Midriff-baring Kim (voiced by 19-year-old Christy Romano of “Even Stevens”) is a female role model extraordinaire-a sassy high school cheerleader who saves the world from evil super-villains in her spare time. Kim not only doesn’t shun geeks, she relies on two of them for help-affably inept best friend Ron Stoppable and child-genius/tech-support guru Wade. She’s cute, smart and has a heart of gold.
“Growing up we always had heroes like James Kirk of `Star Trek’ who were capable of all kinds of incredible things,” said Mark McCorkle, creator and executive producer of the show with Bob Schooley. “Bob and I both have daughters, and we thought if you can create a character whose accomplishments in the action arena are nonchalant, that would be cool. And that led to the key to the series, which is that the action stuff is easy; it’s the everyday stuff that’s hard-asking a boy to a dance, dealing with parents, baby-sitting little brothers.”
“Kim Possible” is the first original Disney Channel animated series developed and produced entirely in-house (with Walt Disney Television Animation). The network wanted to tell a story about ordinary kids in extraordinary situations-if possible, with a pet.
Friends since college, Mr. McCorkle and Mr. Schooley already had impressive writing-producing credits, from Emmy-winning shows such as “Buzz Lightyear of Star Command” and the animated “Hercules” to Disney’s first direct-to-video video premiere, “The Return of Jafar,” one of the top five best-selling direct-to-video animated films in history. With “Kim,” they finally had the chance to create characters from scratch.
“We wanted Kim and Ron to be real teenagers, smart and media-savvy, and the villains to be kind of cliche,” Mr. McCorkle said, “so that there would be a generation gap-Kim and Ron would always know the bad pun the villain is about to say.”

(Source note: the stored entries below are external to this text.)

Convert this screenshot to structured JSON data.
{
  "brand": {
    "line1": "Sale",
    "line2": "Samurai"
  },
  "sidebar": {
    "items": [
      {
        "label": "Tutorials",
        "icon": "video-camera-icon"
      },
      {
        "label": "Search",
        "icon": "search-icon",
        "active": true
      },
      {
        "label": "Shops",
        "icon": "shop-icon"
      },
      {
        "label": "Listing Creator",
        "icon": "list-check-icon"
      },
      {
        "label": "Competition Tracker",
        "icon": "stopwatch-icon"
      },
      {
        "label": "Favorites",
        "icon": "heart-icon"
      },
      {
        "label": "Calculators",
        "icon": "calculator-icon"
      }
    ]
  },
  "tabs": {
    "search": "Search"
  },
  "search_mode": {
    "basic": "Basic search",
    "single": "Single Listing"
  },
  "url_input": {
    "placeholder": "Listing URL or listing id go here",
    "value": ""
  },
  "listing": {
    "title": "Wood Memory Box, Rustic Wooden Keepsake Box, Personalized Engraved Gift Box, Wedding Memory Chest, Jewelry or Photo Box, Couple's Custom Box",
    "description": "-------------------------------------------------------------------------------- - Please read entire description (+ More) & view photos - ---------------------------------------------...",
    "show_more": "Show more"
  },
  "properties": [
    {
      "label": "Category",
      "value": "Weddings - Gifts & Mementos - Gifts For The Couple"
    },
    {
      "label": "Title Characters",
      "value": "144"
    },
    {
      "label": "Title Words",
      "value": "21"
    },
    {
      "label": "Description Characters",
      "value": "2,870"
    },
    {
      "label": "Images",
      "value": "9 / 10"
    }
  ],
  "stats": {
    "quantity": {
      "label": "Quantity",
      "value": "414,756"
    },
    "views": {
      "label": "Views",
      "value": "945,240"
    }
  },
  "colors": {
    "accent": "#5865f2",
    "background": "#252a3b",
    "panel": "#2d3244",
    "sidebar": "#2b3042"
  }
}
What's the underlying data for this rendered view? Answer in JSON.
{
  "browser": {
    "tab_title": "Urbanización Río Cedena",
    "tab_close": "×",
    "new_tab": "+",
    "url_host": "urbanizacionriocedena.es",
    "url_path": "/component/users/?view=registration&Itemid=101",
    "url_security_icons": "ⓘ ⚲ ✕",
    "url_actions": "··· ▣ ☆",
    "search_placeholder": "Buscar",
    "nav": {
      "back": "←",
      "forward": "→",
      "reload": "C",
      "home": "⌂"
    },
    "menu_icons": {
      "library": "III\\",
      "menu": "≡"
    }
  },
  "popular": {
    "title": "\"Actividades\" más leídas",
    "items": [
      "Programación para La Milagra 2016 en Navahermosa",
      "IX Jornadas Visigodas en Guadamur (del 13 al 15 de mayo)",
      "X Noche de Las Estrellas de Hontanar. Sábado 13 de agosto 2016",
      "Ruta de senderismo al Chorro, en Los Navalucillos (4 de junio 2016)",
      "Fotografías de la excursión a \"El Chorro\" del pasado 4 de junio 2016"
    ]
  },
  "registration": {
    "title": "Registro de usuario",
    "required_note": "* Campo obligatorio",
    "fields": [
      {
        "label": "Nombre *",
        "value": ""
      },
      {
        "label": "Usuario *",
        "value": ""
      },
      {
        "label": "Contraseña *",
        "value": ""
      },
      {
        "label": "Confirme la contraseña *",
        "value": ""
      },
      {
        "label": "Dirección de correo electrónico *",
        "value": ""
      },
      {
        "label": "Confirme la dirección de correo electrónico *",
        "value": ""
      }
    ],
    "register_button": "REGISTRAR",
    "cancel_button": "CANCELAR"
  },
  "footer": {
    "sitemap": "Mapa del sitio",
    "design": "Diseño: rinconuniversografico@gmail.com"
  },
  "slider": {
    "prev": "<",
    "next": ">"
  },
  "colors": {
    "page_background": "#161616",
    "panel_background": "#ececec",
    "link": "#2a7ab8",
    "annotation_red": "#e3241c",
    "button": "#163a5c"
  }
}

“We’re not trying to make stuff for kids that’s `good for them’ like broccoli,” Mr. Schooley pointed out. “But part of entertainment is good storytelling, and good storytelling means characters that have some depth, and a character arc or issue that has some meat to it.”
Director and executive producer Chris Bailey, along with art director Alan Bodner (“The Iron Giant”), developed a unique retro-modern visual style for the show, drawing from years of combined feature animation experience going back to “The Little Mermaid.”
“To me, this is one of those unique shows that really fires on all cylinders,” said Walt Disney Television Animation President Barry Blumberg. “It’s got a tremendous design style, the writing is fantastic, the voice acting is wonderful, great comedy and suspenseful storytelling. And our executive producers really hit their stride in the second season.”
And the pet they chose? A now-widely beloved naked mole rat named Rufus.